7. The method of any one of claims 1-6, wherein the fabric having one or more oxidizing agents is obtained by applying a composition comprising the one or more oxidizing agents to the fabric.

8. The method according to claim 7, wherein the composition is an aqueous composition comprising the oxidizing agent in an amount ranging from 40 to 200g/L, preferably from 80 to 160g/L, more preferably 120g/L, and/or the wetting agent in an amount ranging from 0.5 to 20g/L, preferably from 1.5 to 6g/L, more preferably 3 g/L.

9. The process of any one of claims 1-8, further comprising a drying step a '), which step a ') is performed after step a) and before step b), and is performed at a temperature of from 80 ℃ to 220 ℃, preferably from 110 ℃ to 190 ℃, more preferably 150 ℃, the temperature of step a ') being lower than the temperature of step b).

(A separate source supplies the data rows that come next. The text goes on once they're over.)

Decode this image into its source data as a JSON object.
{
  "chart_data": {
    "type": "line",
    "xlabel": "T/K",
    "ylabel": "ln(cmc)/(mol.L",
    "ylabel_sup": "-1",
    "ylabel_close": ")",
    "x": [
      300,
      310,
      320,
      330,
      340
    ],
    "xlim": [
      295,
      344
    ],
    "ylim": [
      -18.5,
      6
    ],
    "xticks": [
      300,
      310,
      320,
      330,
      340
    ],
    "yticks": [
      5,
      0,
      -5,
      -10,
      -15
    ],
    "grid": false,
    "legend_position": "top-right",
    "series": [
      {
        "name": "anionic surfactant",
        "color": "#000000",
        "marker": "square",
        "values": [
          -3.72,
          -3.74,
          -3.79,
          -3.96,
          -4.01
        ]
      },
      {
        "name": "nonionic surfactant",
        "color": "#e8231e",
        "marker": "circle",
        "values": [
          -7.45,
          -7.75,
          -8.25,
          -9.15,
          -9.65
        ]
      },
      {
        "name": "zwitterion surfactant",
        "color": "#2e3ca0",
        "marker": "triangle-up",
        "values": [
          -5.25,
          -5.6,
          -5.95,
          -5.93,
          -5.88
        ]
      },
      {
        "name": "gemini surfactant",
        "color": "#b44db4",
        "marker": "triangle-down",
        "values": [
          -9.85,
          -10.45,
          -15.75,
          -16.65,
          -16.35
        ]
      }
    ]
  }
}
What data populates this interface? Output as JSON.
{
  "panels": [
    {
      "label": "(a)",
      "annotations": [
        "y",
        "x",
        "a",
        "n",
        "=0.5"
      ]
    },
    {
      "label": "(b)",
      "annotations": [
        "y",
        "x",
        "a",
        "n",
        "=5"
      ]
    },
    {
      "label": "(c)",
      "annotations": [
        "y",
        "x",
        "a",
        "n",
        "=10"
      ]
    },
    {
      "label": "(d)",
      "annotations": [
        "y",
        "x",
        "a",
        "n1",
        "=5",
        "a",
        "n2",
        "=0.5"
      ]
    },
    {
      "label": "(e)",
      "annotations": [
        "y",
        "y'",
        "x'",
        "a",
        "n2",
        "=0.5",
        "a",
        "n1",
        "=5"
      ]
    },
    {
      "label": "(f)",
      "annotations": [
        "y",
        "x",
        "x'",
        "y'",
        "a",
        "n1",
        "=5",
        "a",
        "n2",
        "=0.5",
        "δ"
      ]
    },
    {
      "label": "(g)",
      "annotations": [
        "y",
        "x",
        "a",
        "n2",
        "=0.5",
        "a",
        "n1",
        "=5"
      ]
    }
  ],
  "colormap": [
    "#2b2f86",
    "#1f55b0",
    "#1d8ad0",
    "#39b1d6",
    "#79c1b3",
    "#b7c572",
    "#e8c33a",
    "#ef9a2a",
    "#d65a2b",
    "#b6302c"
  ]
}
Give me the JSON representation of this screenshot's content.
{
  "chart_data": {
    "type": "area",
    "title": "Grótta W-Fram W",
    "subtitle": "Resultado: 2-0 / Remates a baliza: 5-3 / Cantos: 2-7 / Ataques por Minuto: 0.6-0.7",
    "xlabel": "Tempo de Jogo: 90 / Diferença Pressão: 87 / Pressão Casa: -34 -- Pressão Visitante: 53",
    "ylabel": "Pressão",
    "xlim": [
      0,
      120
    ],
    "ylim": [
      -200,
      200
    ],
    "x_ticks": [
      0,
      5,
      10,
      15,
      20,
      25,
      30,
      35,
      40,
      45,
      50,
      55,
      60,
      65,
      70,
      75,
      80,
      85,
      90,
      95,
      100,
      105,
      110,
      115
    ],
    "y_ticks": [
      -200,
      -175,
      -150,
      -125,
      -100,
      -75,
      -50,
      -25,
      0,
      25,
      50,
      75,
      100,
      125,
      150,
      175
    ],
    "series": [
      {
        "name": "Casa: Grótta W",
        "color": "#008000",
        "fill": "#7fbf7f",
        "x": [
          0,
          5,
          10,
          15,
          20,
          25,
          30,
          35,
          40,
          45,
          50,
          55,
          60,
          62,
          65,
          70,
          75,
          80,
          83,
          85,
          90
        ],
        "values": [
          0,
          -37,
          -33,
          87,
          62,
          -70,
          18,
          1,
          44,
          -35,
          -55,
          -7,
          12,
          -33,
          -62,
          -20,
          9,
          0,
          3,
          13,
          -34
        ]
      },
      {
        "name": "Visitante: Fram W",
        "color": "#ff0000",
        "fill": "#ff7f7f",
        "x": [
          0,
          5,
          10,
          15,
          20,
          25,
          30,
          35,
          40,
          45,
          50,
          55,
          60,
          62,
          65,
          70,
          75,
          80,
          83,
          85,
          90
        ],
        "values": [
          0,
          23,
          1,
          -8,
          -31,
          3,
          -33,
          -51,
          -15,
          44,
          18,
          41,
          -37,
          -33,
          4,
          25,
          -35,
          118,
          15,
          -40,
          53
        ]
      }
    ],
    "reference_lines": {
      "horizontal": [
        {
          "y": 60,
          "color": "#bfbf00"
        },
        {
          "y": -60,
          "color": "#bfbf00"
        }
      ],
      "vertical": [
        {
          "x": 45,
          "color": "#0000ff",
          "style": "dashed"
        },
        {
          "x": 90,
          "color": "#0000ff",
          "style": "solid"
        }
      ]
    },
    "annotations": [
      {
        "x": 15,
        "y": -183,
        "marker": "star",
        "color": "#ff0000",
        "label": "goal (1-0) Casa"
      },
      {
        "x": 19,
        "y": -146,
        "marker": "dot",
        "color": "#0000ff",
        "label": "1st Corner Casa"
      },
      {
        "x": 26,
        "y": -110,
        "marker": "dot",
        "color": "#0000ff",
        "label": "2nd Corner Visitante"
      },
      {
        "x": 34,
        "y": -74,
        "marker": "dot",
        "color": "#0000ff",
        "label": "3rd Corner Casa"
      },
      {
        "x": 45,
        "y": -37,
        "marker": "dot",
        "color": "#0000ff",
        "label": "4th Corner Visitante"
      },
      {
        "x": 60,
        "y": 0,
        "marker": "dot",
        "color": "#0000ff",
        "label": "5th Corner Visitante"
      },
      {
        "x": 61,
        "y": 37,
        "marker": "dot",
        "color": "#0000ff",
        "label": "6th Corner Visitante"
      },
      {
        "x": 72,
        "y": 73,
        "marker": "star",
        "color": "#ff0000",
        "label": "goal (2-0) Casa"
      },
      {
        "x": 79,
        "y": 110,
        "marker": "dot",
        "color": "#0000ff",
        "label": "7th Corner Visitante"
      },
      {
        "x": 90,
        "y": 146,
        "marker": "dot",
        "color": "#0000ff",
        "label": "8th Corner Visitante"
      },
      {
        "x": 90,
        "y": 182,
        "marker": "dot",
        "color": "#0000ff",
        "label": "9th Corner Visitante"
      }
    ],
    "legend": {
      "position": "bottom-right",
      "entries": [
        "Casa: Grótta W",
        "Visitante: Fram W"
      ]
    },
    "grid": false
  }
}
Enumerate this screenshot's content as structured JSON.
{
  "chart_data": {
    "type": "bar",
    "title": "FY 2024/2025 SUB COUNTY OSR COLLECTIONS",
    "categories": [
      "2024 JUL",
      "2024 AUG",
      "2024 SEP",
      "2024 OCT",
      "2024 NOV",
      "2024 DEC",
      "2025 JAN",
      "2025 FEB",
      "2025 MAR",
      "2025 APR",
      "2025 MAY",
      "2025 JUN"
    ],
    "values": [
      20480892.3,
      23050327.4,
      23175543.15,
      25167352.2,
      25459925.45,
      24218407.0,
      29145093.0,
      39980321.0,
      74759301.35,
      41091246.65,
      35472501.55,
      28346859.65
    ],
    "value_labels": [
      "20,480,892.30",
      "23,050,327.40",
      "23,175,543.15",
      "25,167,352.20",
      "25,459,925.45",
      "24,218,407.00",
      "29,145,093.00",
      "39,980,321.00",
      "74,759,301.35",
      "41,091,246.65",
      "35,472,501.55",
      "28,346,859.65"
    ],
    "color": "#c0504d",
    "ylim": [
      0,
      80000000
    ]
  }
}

10. The method of any one of claims 1-9, wherein the laser treatment of step c) is performed using one or more of the following laser parameters:

-dpi values in the range of 20 to 50, preferably in the range of 33 to 37;

-a focal length in the range of 80-148cm, preferably 148 cm;

-laser beam frequency 5 kHz;

the energy of each pulse is in the range of 450 to 650W, preferably 450W;

-a jump speed of about 5150 μm/s; and

the jump delay is in the range of 50-300 μ s, preferably about 50 μ s.

11. The method of any one of claims 1-10, wherein the colored fabric is dyed with indigo and/or at least one indigoid dye.

12. The method according to any one of claims 1 to 11, wherein the coloured fabric comprises cellulose-based fibres, preferably cotton fibres.

13. The process of any one of claims 1-12, wherein a stone wash step d) is performed after step c).

14. The method of any one of claims 1-13, wherein the colored fabric is part of a garment or apparel.

15. A fabric obtained according to steps a) and b) of claim 1, comprising an oxidizing agent, preferably selected from nitrate ions and/or nitrates, preferably nitrate hydrates.

16. A fabric obtained according to the method of any one of claims 1 to 14, comprising elastic yarns, preferably elastomeric yarns.

17. A garment comprising the fabric of claim 15 or 16.

18. A method for increasing the discoloration caused by a laser treatment on a colored fabric, characterized in that steps a) and b) according to any of claims 1 to 14 are carried out before the laser treatment in the absence of an acidic catalyst.